To date, a few gold and silver artefacts have been found at bottom of the lake, lending credence to the legend, but after multiple research investigations over the centuries – including partially draining the lake – no hard evidence has been discovered to prove that this is, in fact, the location of the mythical “El Dorado”. The quest goes on…
This tour offers an overview of the geography of the lake and an insight into some of the myths and legends that surround this location. It is not hard to see why the lake has so intrigued the ancient Musica, the Spanish conquistadores – and, indeed, us today.
Villa de Leyva introduction
Villa de Leyva is Located some 150 kilometres north of Bogota, about four hours by car, passing through stunning savannah landscapes on the way. With its myriad of winding cobbled streets, lined on either side by orange roofed white washed houses, and surrounded by mountains, the village is a charming place to while away a few days. With scarcely a modern building in site and boasting one of the largest cobbled-stoned squares in South America this village where time stands still is a great place to see a snap shot of historical Colombia preserved in its entirety.

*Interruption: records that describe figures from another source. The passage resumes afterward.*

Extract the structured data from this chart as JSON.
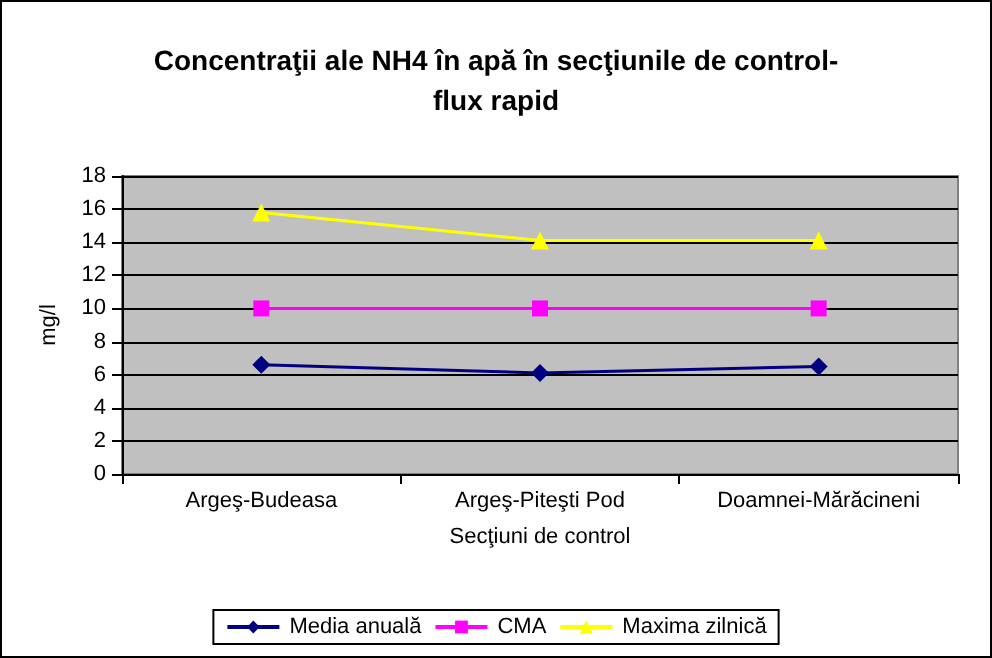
{
  "chart_data": {
    "type": "line",
    "title": "Concentraţii ale NH4 în apă în secţiunile de control-\nflux rapid",
    "xlabel": "Secţiuni de control",
    "ylabel": "mg/l",
    "categories": [
      "Argeş-Budeasa",
      "Argeş-Piteşti Pod",
      "Doamnei-Mărăcineni"
    ],
    "series": [
      {
        "name": "Media anuală",
        "color": "#000080",
        "marker": "diamond",
        "values": [
          6.6,
          6.1,
          6.5
        ]
      },
      {
        "name": "CMA",
        "color": "#ff00ff",
        "marker": "square",
        "values": [
          10,
          10,
          10
        ]
      },
      {
        "name": "Maxima zilnică",
        "color": "#ffff00",
        "marker": "triangle",
        "values": [
          15.8,
          14.1,
          14.1
        ]
      }
    ],
    "ylim": [
      0,
      18
    ],
    "yticks": [
      0,
      2,
      4,
      6,
      8,
      10,
      12,
      14,
      16,
      18
    ],
    "grid": "y",
    "legend": "bottom"
  }
}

The Hosteria del "Molino de la Mesopotamia" used to be an old mill but has been turned into a hotel packed to bursting with antiques and older than the village itself. You can also visit the birthplace of Antonio Ricaurte and the house in which Antonio Nariño lived. The latter translated the 'Rights of Man' into Spanish and both men became important figures in the Independence Movement.
Just outside Villa de Leyva, there are some wonderful walks and excursions that can be made within half a day or a day. Alternatively you can take in some of the other sites such as visiting ancient giant Fossils, Muiscan observatories and indigenous sites or simply out on horseback to enjoy the enchanting scenery.